CoMiX: Cross-Modal Fusion with Deformable Convolutions for HSI-X Semantic Segmentation
This addresses the challenge of multimodal fusion in remote sensing for improved segmentation, but appears incremental as it builds on existing encoder-decoder and deformable convolution techniques.
The paper tackles the problem of hyperspectral image semantic segmentation by fusing complementary information from an additional modality, proposing CoMiX with deformable convolutions and cross-modality modules, achieving superior performance in experiments.

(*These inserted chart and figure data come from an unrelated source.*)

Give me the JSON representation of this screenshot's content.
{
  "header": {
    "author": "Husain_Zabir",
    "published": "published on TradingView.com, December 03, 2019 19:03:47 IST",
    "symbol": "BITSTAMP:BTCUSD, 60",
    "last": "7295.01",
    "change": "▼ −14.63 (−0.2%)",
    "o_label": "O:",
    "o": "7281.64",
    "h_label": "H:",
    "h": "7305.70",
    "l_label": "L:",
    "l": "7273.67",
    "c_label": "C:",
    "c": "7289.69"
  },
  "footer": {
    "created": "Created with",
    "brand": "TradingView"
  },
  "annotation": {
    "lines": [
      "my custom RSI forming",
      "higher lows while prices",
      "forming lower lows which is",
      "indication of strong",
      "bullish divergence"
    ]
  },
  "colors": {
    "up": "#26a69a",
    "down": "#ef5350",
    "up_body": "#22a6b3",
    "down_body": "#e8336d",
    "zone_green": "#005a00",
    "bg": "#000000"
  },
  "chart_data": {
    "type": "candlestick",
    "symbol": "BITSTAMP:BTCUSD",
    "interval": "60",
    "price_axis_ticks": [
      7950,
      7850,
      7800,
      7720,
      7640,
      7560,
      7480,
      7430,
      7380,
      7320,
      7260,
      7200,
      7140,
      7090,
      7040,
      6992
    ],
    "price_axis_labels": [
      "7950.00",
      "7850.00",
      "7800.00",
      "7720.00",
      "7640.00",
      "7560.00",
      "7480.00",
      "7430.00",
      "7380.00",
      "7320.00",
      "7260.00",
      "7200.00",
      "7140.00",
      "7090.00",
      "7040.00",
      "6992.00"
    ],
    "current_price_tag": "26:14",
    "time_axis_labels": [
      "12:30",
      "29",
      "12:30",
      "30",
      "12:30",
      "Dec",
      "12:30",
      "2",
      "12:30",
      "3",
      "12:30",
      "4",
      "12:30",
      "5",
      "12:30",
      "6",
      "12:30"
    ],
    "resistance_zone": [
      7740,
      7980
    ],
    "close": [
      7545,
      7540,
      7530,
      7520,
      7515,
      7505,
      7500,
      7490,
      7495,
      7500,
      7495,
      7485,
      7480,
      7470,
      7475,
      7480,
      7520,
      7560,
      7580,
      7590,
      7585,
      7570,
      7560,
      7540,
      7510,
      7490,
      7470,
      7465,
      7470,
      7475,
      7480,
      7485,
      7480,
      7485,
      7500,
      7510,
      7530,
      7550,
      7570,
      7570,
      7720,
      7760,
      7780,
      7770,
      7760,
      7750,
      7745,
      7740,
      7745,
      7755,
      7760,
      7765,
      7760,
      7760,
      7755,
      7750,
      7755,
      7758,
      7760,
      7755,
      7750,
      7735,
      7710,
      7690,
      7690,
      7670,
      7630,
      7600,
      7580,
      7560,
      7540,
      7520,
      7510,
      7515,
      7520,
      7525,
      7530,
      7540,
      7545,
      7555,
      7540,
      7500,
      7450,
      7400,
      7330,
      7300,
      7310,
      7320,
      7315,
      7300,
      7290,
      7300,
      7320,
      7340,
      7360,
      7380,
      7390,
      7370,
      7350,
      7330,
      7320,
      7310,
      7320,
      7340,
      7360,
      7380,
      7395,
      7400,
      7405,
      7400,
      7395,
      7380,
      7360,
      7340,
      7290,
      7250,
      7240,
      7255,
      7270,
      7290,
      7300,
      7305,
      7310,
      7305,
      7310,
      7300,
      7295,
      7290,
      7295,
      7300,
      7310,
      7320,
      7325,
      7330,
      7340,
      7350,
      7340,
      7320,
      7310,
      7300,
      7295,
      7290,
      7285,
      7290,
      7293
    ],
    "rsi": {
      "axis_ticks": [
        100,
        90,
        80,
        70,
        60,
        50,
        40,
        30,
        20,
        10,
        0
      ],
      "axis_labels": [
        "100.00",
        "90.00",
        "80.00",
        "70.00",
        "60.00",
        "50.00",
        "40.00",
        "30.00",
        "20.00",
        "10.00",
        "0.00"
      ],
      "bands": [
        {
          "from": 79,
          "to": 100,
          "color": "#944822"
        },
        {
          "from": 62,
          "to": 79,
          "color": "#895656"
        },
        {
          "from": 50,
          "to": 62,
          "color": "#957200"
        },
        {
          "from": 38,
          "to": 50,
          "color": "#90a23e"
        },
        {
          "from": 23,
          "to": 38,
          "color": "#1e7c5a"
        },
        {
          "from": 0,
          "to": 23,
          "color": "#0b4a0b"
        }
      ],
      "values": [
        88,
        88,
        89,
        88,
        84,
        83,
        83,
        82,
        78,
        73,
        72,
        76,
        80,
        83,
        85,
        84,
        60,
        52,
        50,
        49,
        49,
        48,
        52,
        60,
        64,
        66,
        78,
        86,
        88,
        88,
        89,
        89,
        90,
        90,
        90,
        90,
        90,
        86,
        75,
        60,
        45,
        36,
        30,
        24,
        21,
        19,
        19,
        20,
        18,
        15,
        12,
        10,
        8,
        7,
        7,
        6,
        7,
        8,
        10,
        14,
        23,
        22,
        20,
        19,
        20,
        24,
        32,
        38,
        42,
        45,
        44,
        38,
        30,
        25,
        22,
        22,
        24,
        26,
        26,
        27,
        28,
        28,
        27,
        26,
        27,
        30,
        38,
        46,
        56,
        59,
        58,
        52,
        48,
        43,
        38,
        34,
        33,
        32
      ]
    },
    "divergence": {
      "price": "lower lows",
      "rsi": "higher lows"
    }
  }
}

Improving hyperspectral image (HSI) semantic segmentation by exploiting complementary information from a supplementary data type (referred to X-modality) is promising but challenging due to differences in imaging sensors, image content, and resolution. Current techniques struggle to enhance modality-specific and modality-shared information, as well as to capture dynamic interaction and fusion between different modalities. In response, this study proposes CoMiX, an asymmetric encoder-decoder architecture with deformable convolutions (DCNs) for HSI-X semantic segmentation. CoMiX is designed to extract, calibrate, and fuse information from HSI and X data. Its pipeline includes an encoder with two parallel and interacting backbones and a lightweight all-multilayer perceptron (ALL-MLP) decoder. The encoder consists of four stages, each incorporating 2D DCN blocks for the X model to accommodate geometric variations and 3D DCN blocks for HSIs to adaptively aggregate spatial-spectral features. Additionally, each stage includes a Cross-Modality Feature enhancement and eXchange (CMFeX) module and a feature fusion module (FFM). CMFeX is designed to exploit spatial-spectral correlations from different modalities to recalibrate and enhance modality-specific and modality-shared features while adaptively exchanging complementary information between them. Outputs from CMFeX are fed into the FFM for fusion and passed to the next stage for further information learning. Finally, the outputs from each FFM are integrated by the ALL-MLP decoder for final prediction. Extensive experiments demonstrate that our CoMiX achieves superior performance and generalizes well to various multimodal recognition tasks. The CoMiX code will be released.